Devant une telle catastrophe certains plaident pour un autodissolution du parti socialiste, d’autres réapparaissent comme si de rien n’était, d’autres encore se réfugient dans leurs beffrois en attendant que l’orage passe tout en flinguant à tout va.

Pour faire sa mue, s’il en est encore temps, ce que j’espère, le parti socialiste aura besoin de réviser du grenier à la cave ses fondamentaux, ce qu’avait su faire en son temps le SPD en Allemagne et s’appuyer résolument sur les nouvelles générations

En attendant, il lui faut aussi faire profil bas, être humble, éviter de donner l’illusion qu’il est encore en mesure d’être le pivot central de tout rassemblement,on verra si à Roubaix comme ailleurs la leçon à été retenue à l’occasion des prochaines élections législatives.

L’impensable.

Coup de pression organisé, dynamiques de fin de campagne qui s’accélèrent, l’hypothèse d’une Marine le Pen coiffant sur le poteau Emmanuel Macron ne fait plus rire personne. L’impensable n’est plus une donnée virtuelle mais un scénario en passe peut être de bouleverser le paysage politique.
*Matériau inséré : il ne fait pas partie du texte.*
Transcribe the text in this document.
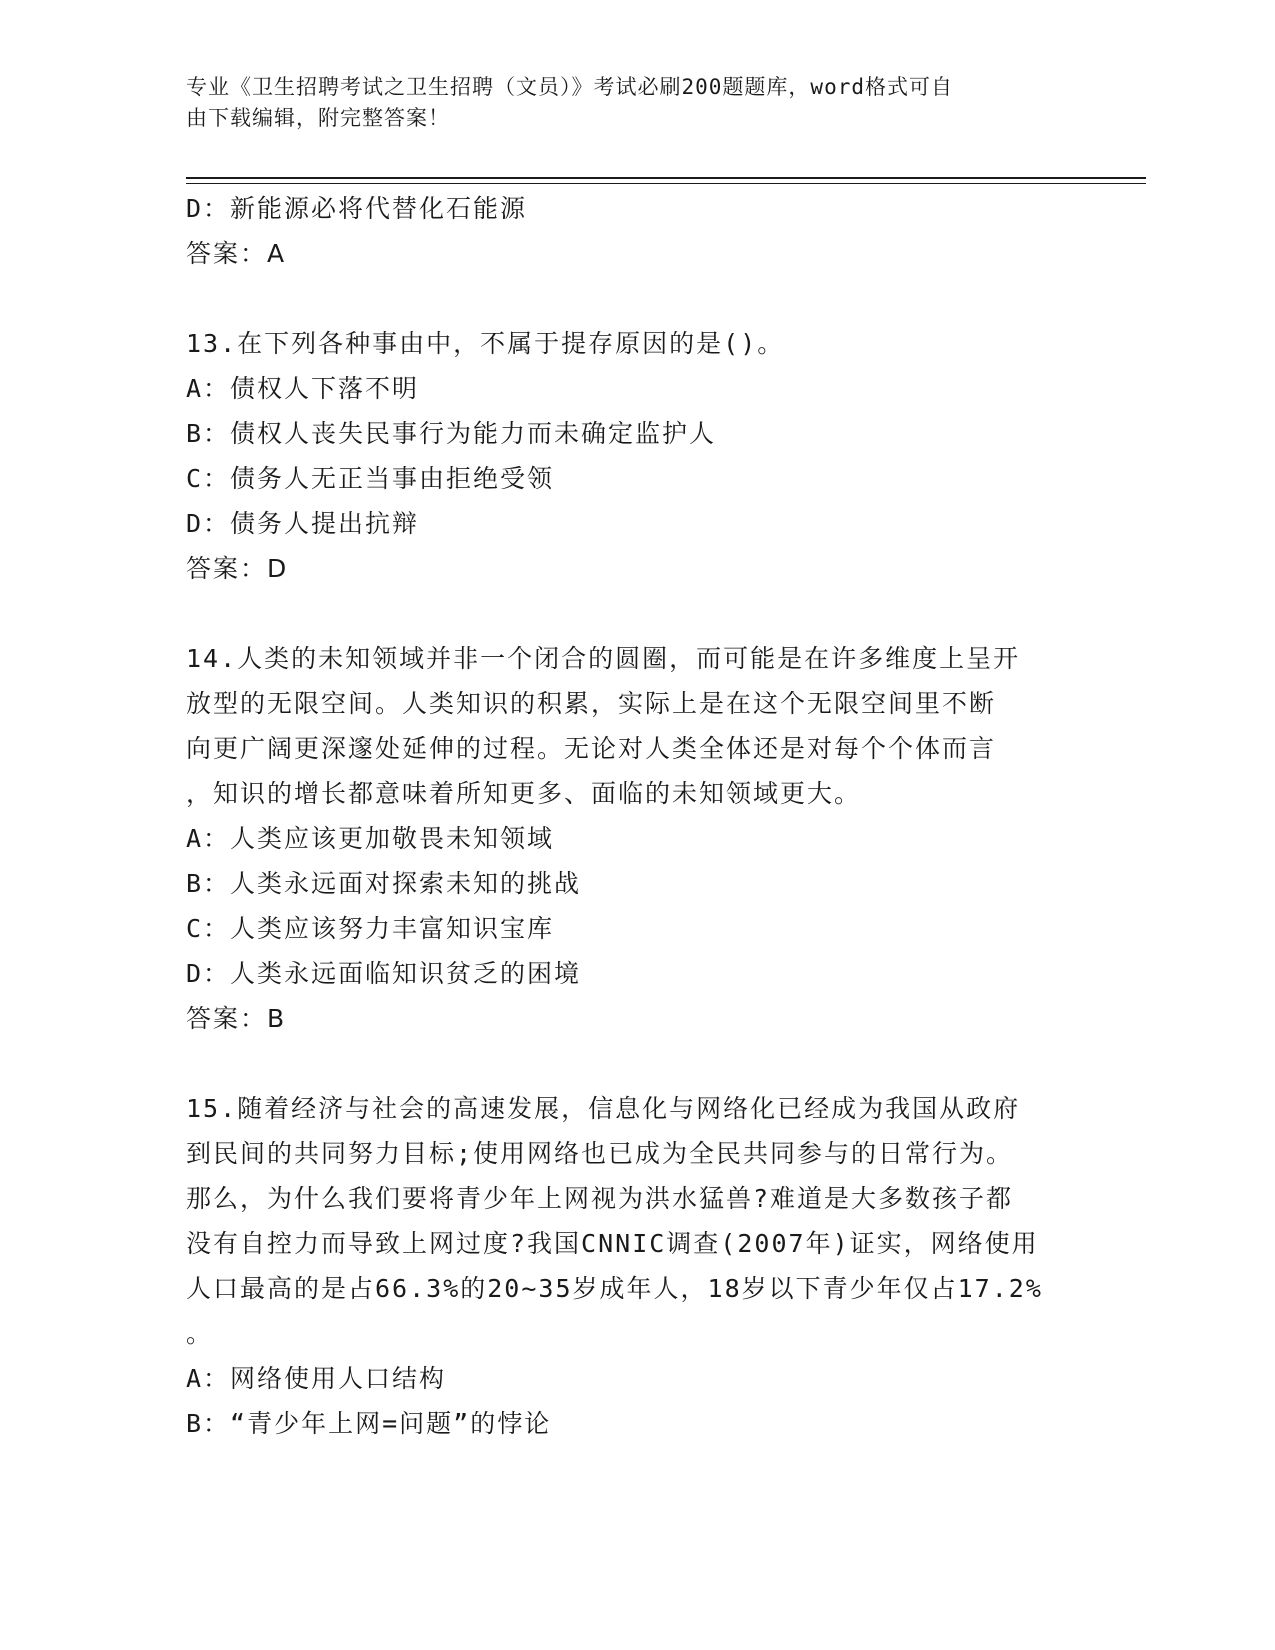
专业《卫生招聘考试之卫生招聘（文员）》考试必刷200题题库，word格式可自
由下载编辑，附完整答案！
D：新能源必将代替化石能源
答案：A
13.在下列各种事由中，不属于提存原因的是()。
A：债权人下落不明
B：债权人丧失民事行为能力而未确定监护人
C：债务人无正当事由拒绝受领
D：债务人提出抗辩
答案：D
14.人类的未知领域并非一个闭合的圆圈，而可能是在许多维度上呈开
放型的无限空间。人类知识的积累，实际上是在这个无限空间里不断
向更广阔更深邃处延伸的过程。无论对人类全体还是对每个个体而言
，知识的增长都意味着所知更多、面临的未知领域更大。
A：人类应该更加敬畏未知领域
B：人类永远面对探索未知的挑战
C：人类应该努力丰富知识宝库
D：人类永远面临知识贫乏的困境
答案：B
15.随着经济与社会的高速发展，信息化与网络化已经成为我国从政府
到民间的共同努力目标;使用网络也已成为全民共同参与的日常行为。
那么，为什么我们要将青少年上网视为洪水猛兽?难道是大多数孩子都
没有自控力而导致上网过度?我国CNNIC调查(2007年)证实，网络使用
人口最高的是占66.3%的20~35岁成年人，18岁以下青少年仅占17.2%
。
A：网络使用人口结构
B：“青少年上网=问题”的悖论
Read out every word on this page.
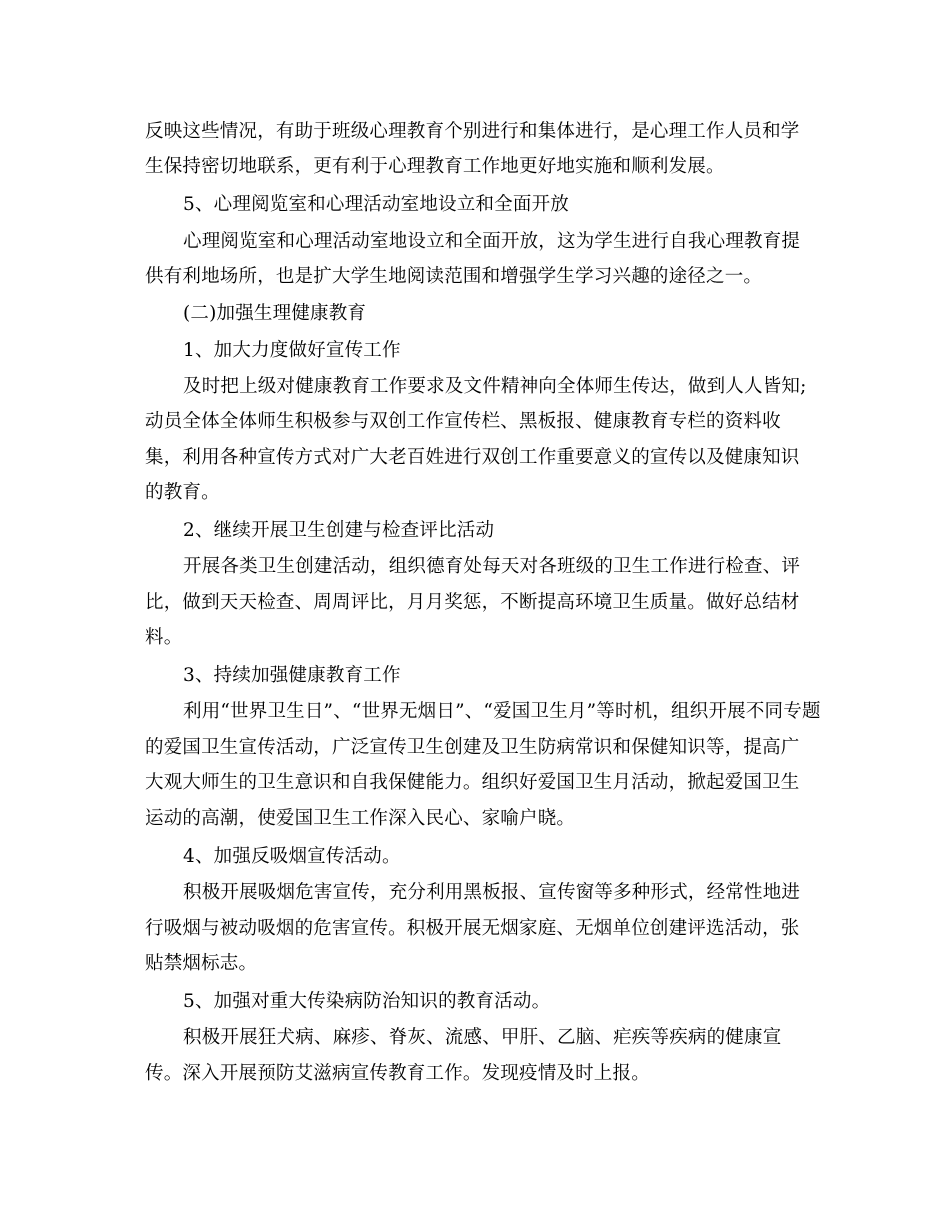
反映这些情况，有助于班级心理教育个别进行和集体进行，是心理工作人员和学
生保持密切地联系，更有利于心理教育工作地更好地实施和顺利发展。
5、心理阅览室和心理活动室地设立和全面开放
心理阅览室和心理活动室地设立和全面开放，这为学生进行自我心理教育提
供有利地场所，也是扩大学生地阅读范围和增强学生学习兴趣的途径之一。
(二)加强生理健康教育
1、加大力度做好宣传工作
及时把上级对健康教育工作要求及文件精神向全体师生传达，做到人人皆知;
动员全体全体师生积极参与双创工作宣传栏、黑板报、健康教育专栏的资料收
集，利用各种宣传方式对广大老百姓进行双创工作重要意义的宣传以及健康知识
的教育。
2、继续开展卫生创建与检查评比活动
开展各类卫生创建活动，组织德育处每天对各班级的卫生工作进行检查、评
比，做到天天检查、周周评比，月月奖惩，不断提高环境卫生质量。做好总结材
料。
3、持续加强健康教育工作
利用“世界卫生日”、“世界无烟日”、“爱国卫生月”等时机，组织开展不同专题
的爱国卫生宣传活动，广泛宣传卫生创建及卫生防病常识和保健知识等，提高广
大观大师生的卫生意识和自我保健能力。组织好爱国卫生月活动，掀起爱国卫生
运动的高潮，使爱国卫生工作深入民心、家喻户晓。
4、加强反吸烟宣传活动。
积极开展吸烟危害宣传，充分利用黑板报、宣传窗等多种形式，经常性地进
行吸烟与被动吸烟的危害宣传。积极开展无烟家庭、无烟单位创建评选活动，张
贴禁烟标志。
5、加强对重大传染病防治知识的教育活动。
积极开展狂犬病、麻疹、脊灰、流感、甲肝、乙脑、疟疾等疾病的健康宣
传。深入开展预防艾滋病宣传教育工作。发现疫情及时上报。
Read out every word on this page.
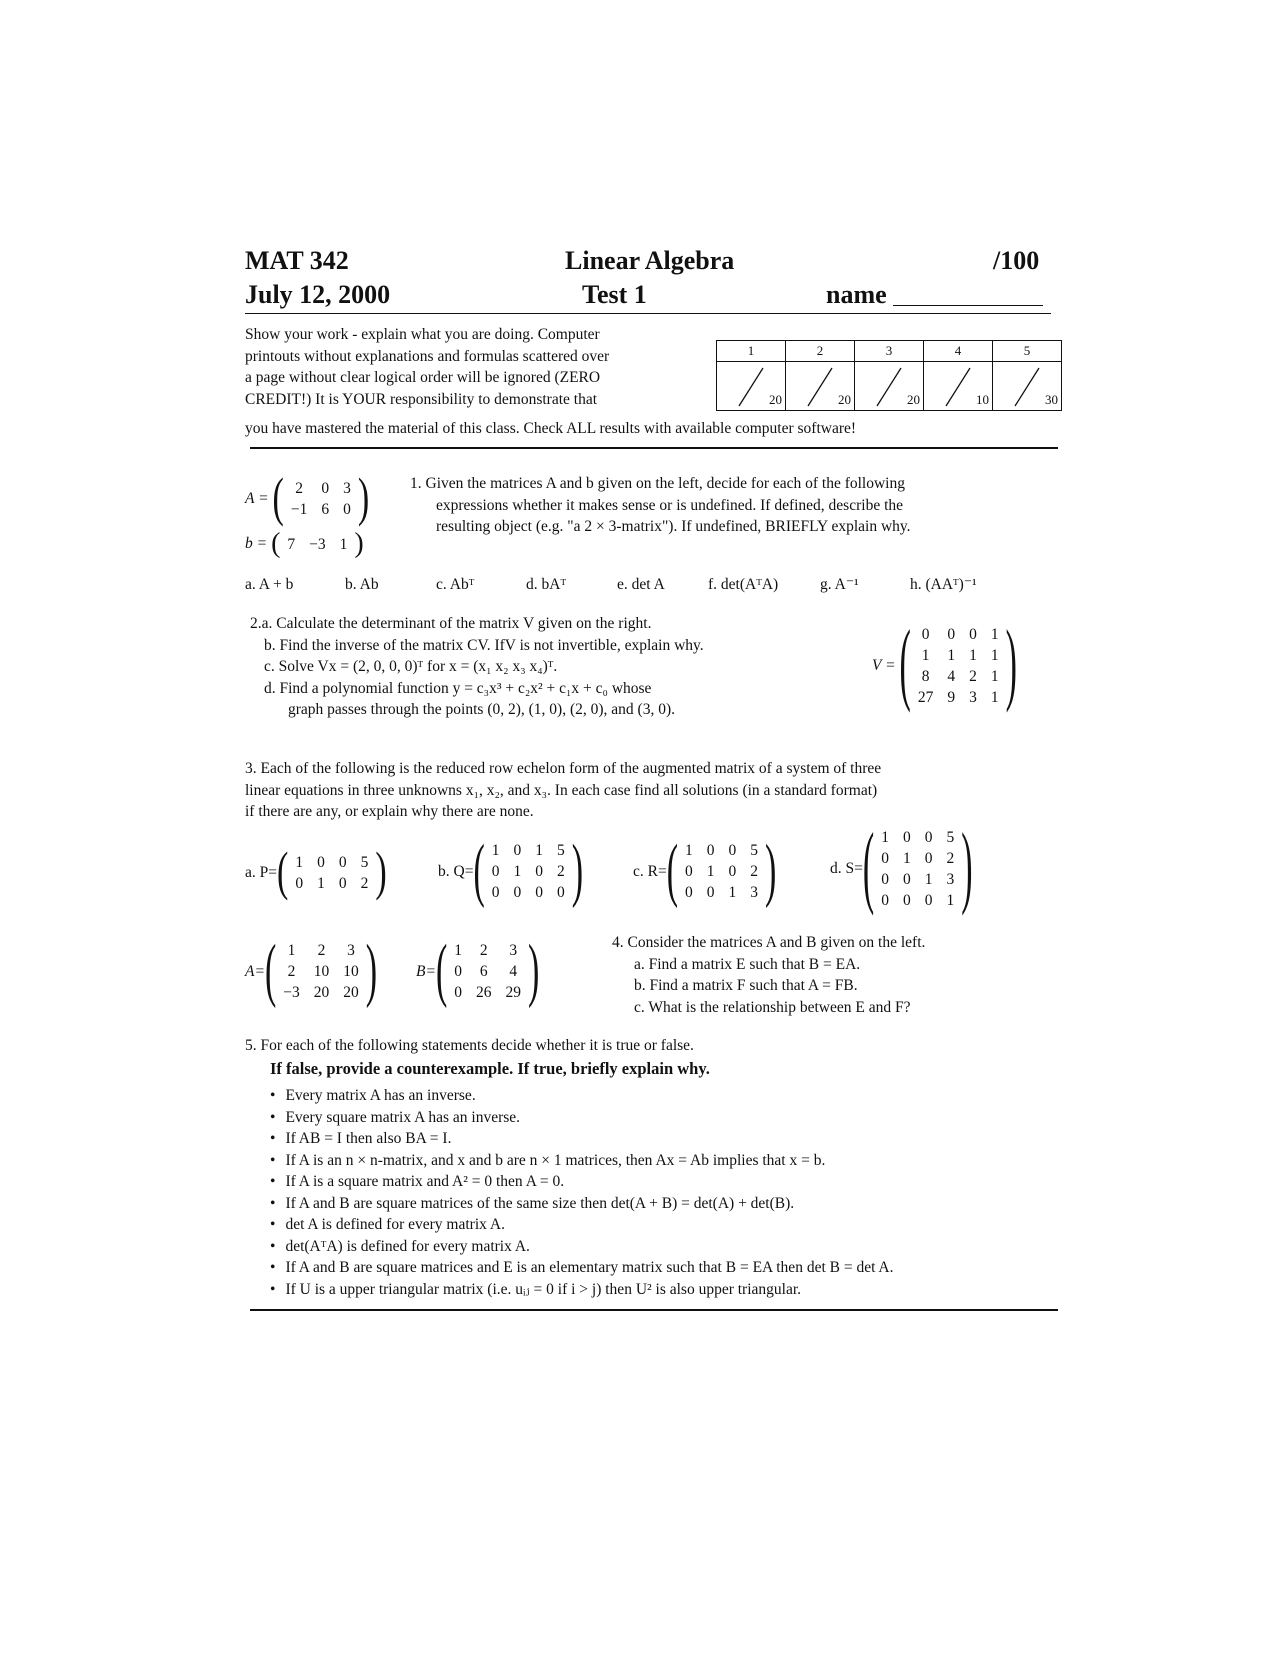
MAT 342	Linear Algebra	/100
July 12, 2000	Test 1	name
Show your work - explain what you are doing. Computer
printouts without explanations and formulas scattered over
a page without clear logical order will be ignored (ZERO
CREDIT!) It is YOUR responsibility to demonstrate that
you have mastered the material of this class. Check ALL results with available computer software!
1	2	3	4	5

20	20	20	10	30
A = ( 2	0	3
−1	6	0 )
b = ( 7	−3	1 )
1. Given the matrices A and b given on the left, decide for each of the following
expressions whether it makes sense or is undefined. If defined, describe the
resulting object (e.g. "a 2 × 3-matrix"). If undefined, BRIEFLY explain why.
a. A + b	b. Ab	c. Abᵀ	d. bAᵀ	e. det A	f. det(AᵀA)	g. A⁻¹	h. (AAᵀ)⁻¹
2.a. Calculate the determinant of the matrix V given on the right.
b. Find the inverse of the matrix CV. IfV is not invertible, explain why.
c. Solve Vx = (2, 0, 0, 0)ᵀ for x = (x₁ x₂ x₃ x₄)ᵀ.
d. Find a polynomial function y = c₃x³ + c₂x² + c₁x + c₀ whose
graph passes through the points (0, 2), (1, 0), (2, 0), and (3, 0).
V = ( 0	0	0	1
1	1	1	1
8	4	2	1
27	9	3	1 )
3. Each of the following is the reduced row echelon form of the augmented matrix of a system of three
linear equations in three unknowns x₁, x₂, and x₃. In each case find all solutions (in a standard format)
if there are any, or explain why there are none.
a. P= ( 1	0	0	5
0	1	0	2 )	b. Q= ( 1	0	1	5
0	1	0	2
0	0	0	0 )	c. R= ( 1	0	0	5
0	1	0	2
0	0	1	3 )	d. S= ( 1	0	0	5
0	1	0	2
0	0	1	3
0	0	0	1 )
A= ( 1	2	3
2	10	10
−3	20	20 )	B= ( 1	2	3
0	6	4
0	26	29 )	4. Consider the matrices A and B given on the left.
a. Find a matrix E such that B = EA.
b. Find a matrix F such that A = FB.
c. What is the relationship between E and F?
5. For each of the following statements decide whether it is true or false.
If false, provide a counterexample. If true, briefly explain why.
• Every matrix A has an inverse.
• Every square matrix A has an inverse.
• If AB = I then also BA = I.
• If A is an n × n-matrix, and x and b are n × 1 matrices, then Ax = Ab implies that x = b.
• If A is a square matrix and A² = 0 then A = 0.
• If A and B are square matrices of the same size then det(A + B) = det(A) + det(B).
• det A is defined for every matrix A.
• det(AᵀA) is defined for every matrix A.
• If A and B are square matrices and E is an elementary matrix such that B = EA then det B = det A.
• If U is a upper triangular matrix (i.e. uᵢⱼ = 0 if i > j) then U² is also upper triangular.
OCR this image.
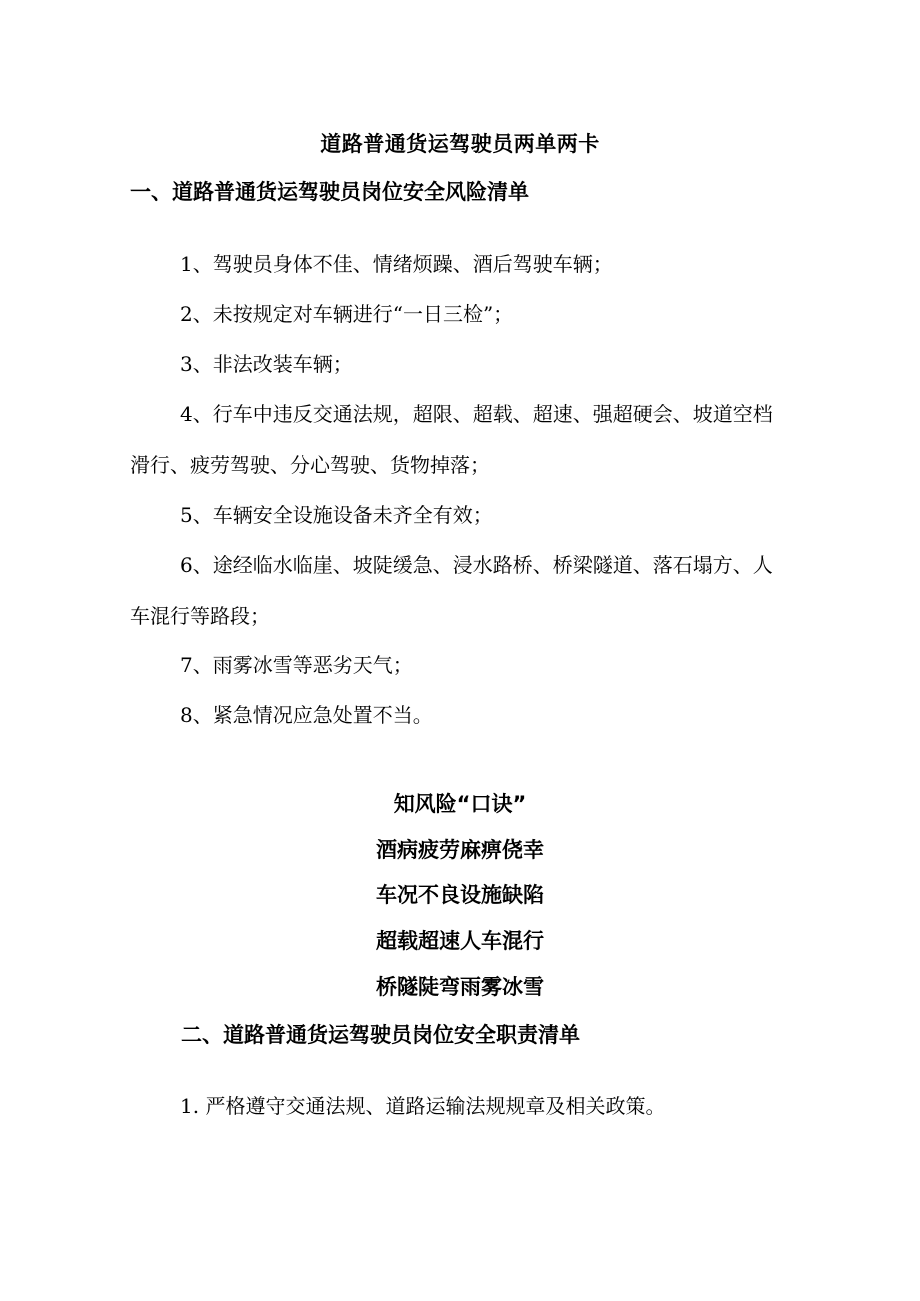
道路普通货运驾驶员两单两卡
一、道路普通货运驾驶员岗位安全风险清单
1、驾驶员身体不佳、情绪烦躁、酒后驾驶车辆；
2、未按规定对车辆进行“一日三检”；
3、非法改装车辆；
4、行车中违反交通法规，超限、超载、超速、强超硬会、坡道空档滑行、疲劳驾驶、分心驾驶、货物掉落；
5、车辆安全设施设备未齐全有效；
6、途经临水临崖、坡陡缓急、浸水路桥、桥梁隧道、落石塌方、人车混行等路段；
7、雨雾冰雪等恶劣天气；
8、紧急情况应急处置不当。
知风险“口诀”
酒病疲劳麻痹侥幸
车况不良设施缺陷
超载超速人车混行
桥隧陡弯雨雾冰雪
二、道路普通货运驾驶员岗位安全职责清单
1. 严格遵守交通法规、道路运输法规规章及相关政策。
On n’a pas fini de payer les conséquences du en même temps de Macron qui en supprimant les repères et en mode giscard d’estaing d’un modernisme libéral, élitiste et arrogant, est devenu insupportable pour la majorité des français.

On n’a pas fini de payer les inconsequences et l’irresponsabilité des gauches dont les mots et les postures sont elles aussi devenues insupportables, à tel point de décourager leurs électeurs à voter, à ne plus vouloir choisir et à laisser faire rien que pour voir.

Et pourtant, les alertes n’ont pas manqué, faut il croire dans un sursaut ? Je le pense malgré tout. Encore faut-il des hommes et des femmes nouveaux pour l’incarner, mais ça c’est une autre histoire et d’autres combats à mener.